To take advantage of the information produced by no-reference probes at various points in the system, the measurements from the different points can be collected at a central location for further analysis. This is where measurements can be correlated – considering network impairments and content impairments against the HVS – for added accuracy. Having data available from different points in the system also permits a better root cause analysis and localization of problems that may arise.

The no-reference approach can look at the video in a variety of shapes, depending upon where the measurement actually takes place. Before or after the encoder/transcoder, the probe should look at either the decoded video or the encoded bitstream. In the network (after the streamer), the probe should look at the transport stream, in particular the PCR jitter, network losses, and also the bitstream. At this point, however, the content is often encrypted and cannot be accessed anymore; if this is the case, the centralized correlation can connect bitstream measurements from after the encoder with transport stream measurements from downstream in the network to establish the actual QoE impact of network problems on the video content.

QoE based on the human vision system is a critical element to ensuring video content integrity as it is delivered to customers. Effective monitoring using such models and approaches is not just vital to network operations, but to sustaining larger business objectives that include revenue and customer retention and growth assurances.

As service providers continue their adventures into video into the home or to a mobile device and cable operators grapple with the advent of HD programming and video-on-demand, those who will be successful understand these complexities and that proactive monitoring is critical.

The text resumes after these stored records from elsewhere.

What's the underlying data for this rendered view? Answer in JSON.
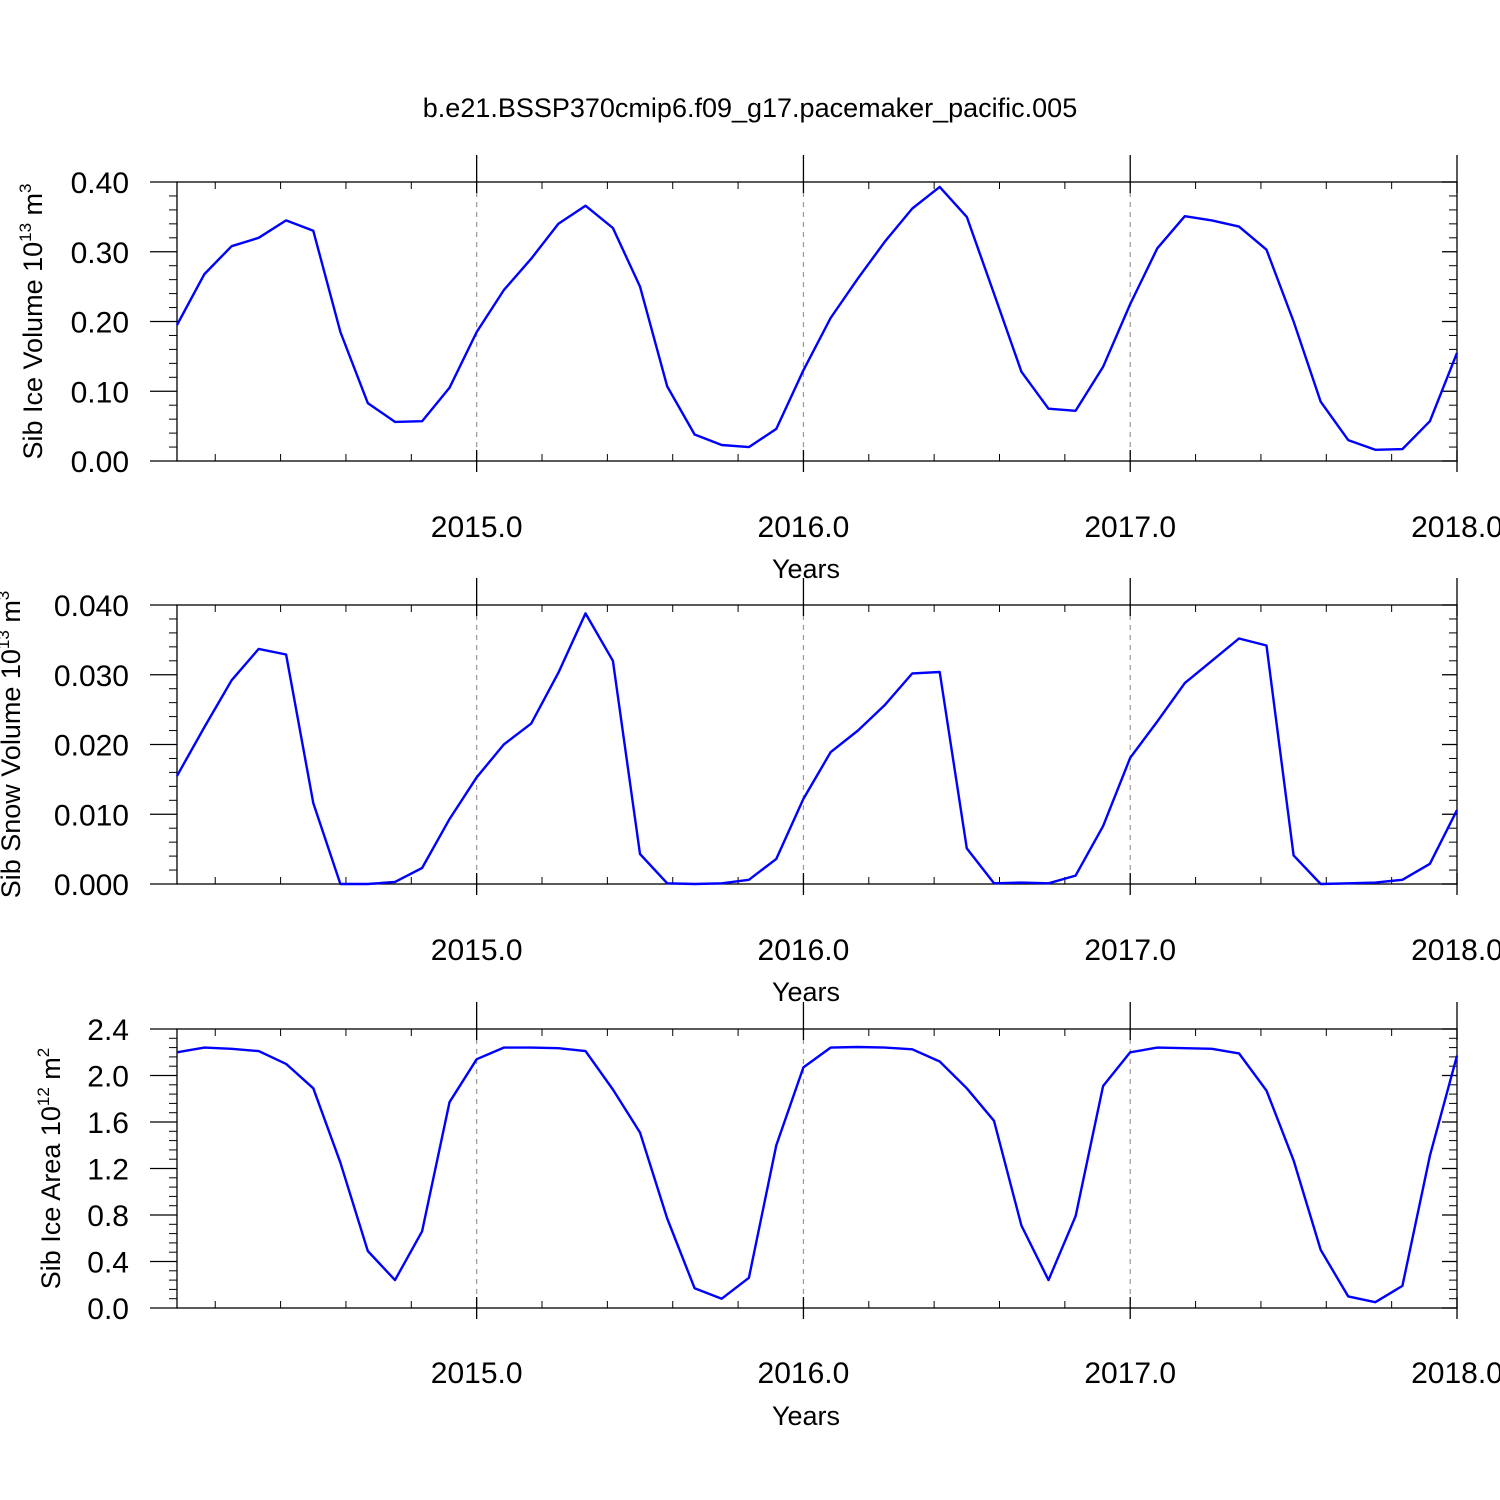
{
  "figure": {
    "title": "b.e21.BSSP370cmip6.f09_g17.pacemaker_pacific.005",
    "line_color": "#0000ff",
    "grid_color": "#999999"
  },
  "chart_data": [
    {
      "type": "line",
      "title": "b.e21.BSSP370cmip6.f09_g17.pacemaker_pacific.005",
      "xlabel": "Years",
      "ylabel": "Sib Ice Volume 10",
      "ylabel_exp": "13",
      "ylabel_unit": " m",
      "ylabel_unit_exp": "3",
      "xlim": [
        2014.083,
        2018.0
      ],
      "ylim": [
        0.0,
        0.4
      ],
      "x_ticks": [
        2015.0,
        2016.0,
        2017.0,
        2018.0
      ],
      "x_tick_labels": [
        "2015.0",
        "2016.0",
        "2017.0",
        "2018.0"
      ],
      "y_ticks": [
        0.0,
        0.1,
        0.2,
        0.3,
        0.4
      ],
      "y_tick_labels": [
        "0.00",
        "0.10",
        "0.20",
        "0.30",
        "0.40"
      ],
      "grid": "vertical dashed at major x ticks",
      "series": [
        {
          "x": [
            2014.083,
            2014.167,
            2014.25,
            2014.333,
            2014.417,
            2014.5,
            2014.583,
            2014.667,
            2014.75,
            2014.833,
            2014.917,
            2015.0,
            2015.083,
            2015.167,
            2015.25,
            2015.333,
            2015.417,
            2015.5,
            2015.583,
            2015.667,
            2015.75,
            2015.833,
            2015.917,
            2016.0,
            2016.083,
            2016.167,
            2016.25,
            2016.333,
            2016.417,
            2016.5,
            2016.583,
            2016.667,
            2016.75,
            2016.833,
            2016.917,
            2017.0,
            2017.083,
            2017.167,
            2017.25,
            2017.333,
            2017.417,
            2017.5,
            2017.583,
            2017.667,
            2017.75,
            2017.833,
            2017.917,
            2018.0
          ],
          "values": [
            0.195,
            0.268,
            0.308,
            0.32,
            0.345,
            0.33,
            0.185,
            0.083,
            0.056,
            0.057,
            0.105,
            0.185,
            0.245,
            0.29,
            0.34,
            0.366,
            0.334,
            0.25,
            0.107,
            0.038,
            0.023,
            0.02,
            0.046,
            0.13,
            0.205,
            0.262,
            0.315,
            0.362,
            0.393,
            0.35,
            0.24,
            0.128,
            0.075,
            0.072,
            0.135,
            0.225,
            0.305,
            0.351,
            0.345,
            0.336,
            0.303,
            0.2,
            0.085,
            0.03,
            0.016,
            0.017,
            0.057,
            0.155
          ]
        }
      ]
    },
    {
      "type": "line",
      "xlabel": "Years",
      "ylabel": "Sib Snow Volume 10",
      "ylabel_exp": "13",
      "ylabel_unit": " m",
      "ylabel_unit_exp": "3",
      "xlim": [
        2014.083,
        2018.0
      ],
      "ylim": [
        0.0,
        0.04
      ],
      "x_ticks": [
        2015.0,
        2016.0,
        2017.0,
        2018.0
      ],
      "x_tick_labels": [
        "2015.0",
        "2016.0",
        "2017.0",
        "2018.0"
      ],
      "y_ticks": [
        0.0,
        0.01,
        0.02,
        0.03,
        0.04
      ],
      "y_tick_labels": [
        "0.000",
        "0.010",
        "0.020",
        "0.030",
        "0.040"
      ],
      "grid": "vertical dashed at major x ticks",
      "series": [
        {
          "x": [
            2014.083,
            2014.167,
            2014.25,
            2014.333,
            2014.417,
            2014.5,
            2014.583,
            2014.667,
            2014.75,
            2014.833,
            2014.917,
            2015.0,
            2015.083,
            2015.167,
            2015.25,
            2015.333,
            2015.417,
            2015.5,
            2015.583,
            2015.667,
            2015.75,
            2015.833,
            2015.917,
            2016.0,
            2016.083,
            2016.167,
            2016.25,
            2016.333,
            2016.417,
            2016.5,
            2016.583,
            2016.667,
            2016.75,
            2016.833,
            2016.917,
            2017.0,
            2017.083,
            2017.167,
            2017.25,
            2017.333,
            2017.417,
            2017.5,
            2017.583,
            2017.667,
            2017.75,
            2017.833,
            2017.917,
            2018.0
          ],
          "values": [
            0.0155,
            0.0225,
            0.0292,
            0.0337,
            0.0329,
            0.0116,
            0.0,
            0.0,
            0.0003,
            0.0023,
            0.0093,
            0.0153,
            0.02,
            0.023,
            0.0303,
            0.0388,
            0.032,
            0.0043,
            0.0001,
            0.0,
            0.0001,
            0.0006,
            0.0036,
            0.0122,
            0.0189,
            0.022,
            0.0257,
            0.0302,
            0.0304,
            0.0051,
            0.0001,
            0.0002,
            0.0001,
            0.0012,
            0.0083,
            0.0181,
            0.0233,
            0.0288,
            0.032,
            0.0352,
            0.0342,
            0.0041,
            0.0,
            0.0001,
            0.0002,
            0.0006,
            0.0029,
            0.0106
          ]
        }
      ]
    },
    {
      "type": "line",
      "xlabel": "Years",
      "ylabel": "Sib Ice Area 10",
      "ylabel_exp": "12",
      "ylabel_unit": " m",
      "ylabel_unit_exp": "2",
      "xlim": [
        2014.083,
        2018.0
      ],
      "ylim": [
        0.0,
        2.4
      ],
      "x_ticks": [
        2015.0,
        2016.0,
        2017.0,
        2018.0
      ],
      "x_tick_labels": [
        "2015.0",
        "2016.0",
        "2017.0",
        "2018.0"
      ],
      "y_ticks": [
        0.0,
        0.4,
        0.8,
        1.2,
        1.6,
        2.0,
        2.4
      ],
      "y_tick_labels": [
        "0.0",
        "0.4",
        "0.8",
        "1.2",
        "1.6",
        "2.0",
        "2.4"
      ],
      "grid": "vertical dashed at major x ticks",
      "series": [
        {
          "x": [
            2014.083,
            2014.167,
            2014.25,
            2014.333,
            2014.417,
            2014.5,
            2014.583,
            2014.667,
            2014.75,
            2014.833,
            2014.917,
            2015.0,
            2015.083,
            2015.167,
            2015.25,
            2015.333,
            2015.417,
            2015.5,
            2015.583,
            2015.667,
            2015.75,
            2015.833,
            2015.917,
            2016.0,
            2016.083,
            2016.167,
            2016.25,
            2016.333,
            2016.417,
            2016.5,
            2016.583,
            2016.667,
            2016.75,
            2016.833,
            2016.917,
            2017.0,
            2017.083,
            2017.167,
            2017.25,
            2017.333,
            2017.417,
            2017.5,
            2017.583,
            2017.667,
            2017.75,
            2017.833,
            2017.917,
            2018.0
          ],
          "values": [
            2.2,
            2.24,
            2.23,
            2.21,
            2.1,
            1.89,
            1.25,
            0.49,
            0.24,
            0.66,
            1.77,
            2.14,
            2.24,
            2.24,
            2.235,
            2.21,
            1.88,
            1.51,
            0.77,
            0.17,
            0.08,
            0.26,
            1.4,
            2.07,
            2.24,
            2.245,
            2.24,
            2.225,
            2.12,
            1.89,
            1.61,
            0.71,
            0.24,
            0.79,
            1.91,
            2.2,
            2.24,
            2.235,
            2.23,
            2.19,
            1.87,
            1.27,
            0.5,
            0.1,
            0.05,
            0.19,
            1.31,
            2.17
          ]
        }
      ]
    }
  ]
}
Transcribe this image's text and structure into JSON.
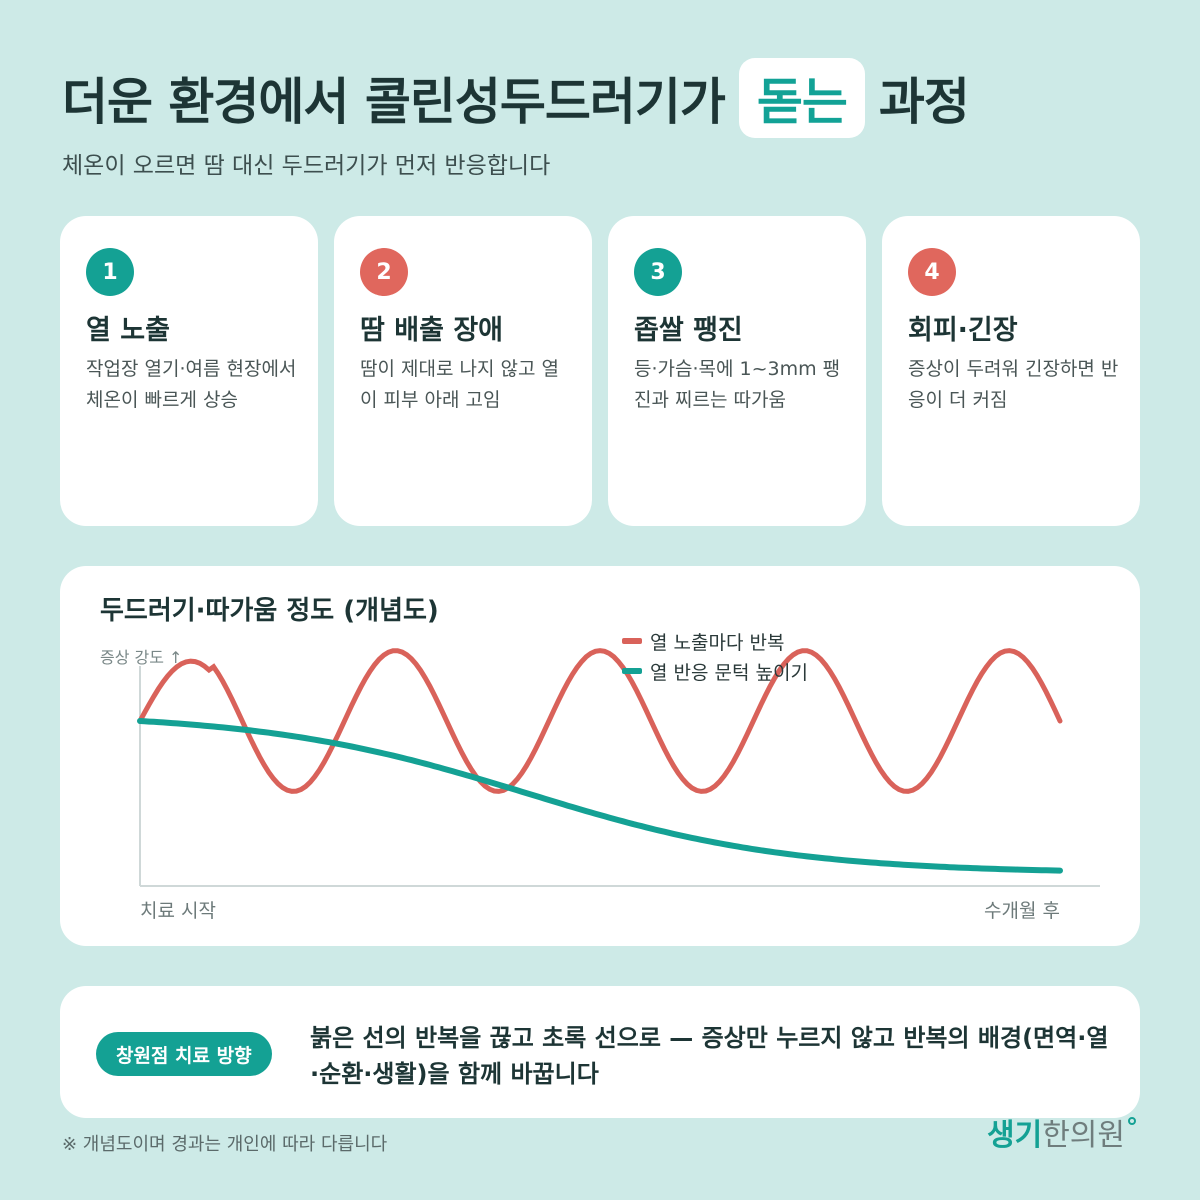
{
  "header": {
    "title_before": "더운 환경에서 콜린성두드러기가",
    "title_highlight": "돋는",
    "title_after": "과정",
    "subtitle": "체온이 오르면 땀 대신 두드러기가 먼저 반응합니다"
  },
  "steps": [
    {
      "number": "1",
      "title": "열 노출",
      "desc": "작업장 열기·여름 현장에서 체온이 빠르게 상승",
      "color": "#14a194"
    },
    {
      "number": "2",
      "title": "땀 배출 장애",
      "desc": "땀이 제대로 나지 않고 열이 피부 아래 고임",
      "color": "#e0675d"
    },
    {
      "number": "3",
      "title": "좁쌀 팽진",
      "desc": "등·가슴·목에 1~3mm 팽진과 찌르는 따가움",
      "color": "#14a194"
    },
    {
      "number": "4",
      "title": "회피·긴장",
      "desc": "증상이 두려워 긴장하면 반응이 더 커짐",
      "color": "#e0675d"
    }
  ],
  "chart_data": {
    "type": "line",
    "title": "두드러기·따가움 정도 (개념도)",
    "ylabel": "증상 강도 ↑",
    "xlabel_start": "치료 시작",
    "xlabel_end": "수개월 후",
    "x": [
      0,
      1
    ],
    "series": [
      {
        "name": "열 노출마다 반복",
        "color": "#d9625a",
        "shape": "oscillating",
        "cycles": 4.5,
        "baseline": 0.75,
        "amplitude": 0.32
      },
      {
        "name": "열 반응 문턱 높이기",
        "color": "#14a194",
        "shape": "declining",
        "start": 0.75,
        "end": 0.07
      }
    ],
    "legend_position": "top-right",
    "grid": false
  },
  "note": {
    "badge": "창원점 치료 방향",
    "text": "붉은 선의 반복을 끊고 초록 선으로 — 증상만 누르지 않고 반복의 배경(면역·열·순환·생활)을 함께 바꿉니다"
  },
  "footer": {
    "footnote": "※ 개념도이며 경과는 개인에 따라 다릅니다",
    "brand_a": "생기",
    "brand_b": "한의원"
  }
}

It must be continually repeated throughout the life of a service, from the moment one decides to assess network capabilities to deliver new video services, through deployment, commissioning, and on through to supporting customer service level agreements (SLAs). Continuously refined assessment requires tools that measure deep into the network, including the video content itself, to ensure quality monitoring and service quality is in line with what a real viewer perceives and expects.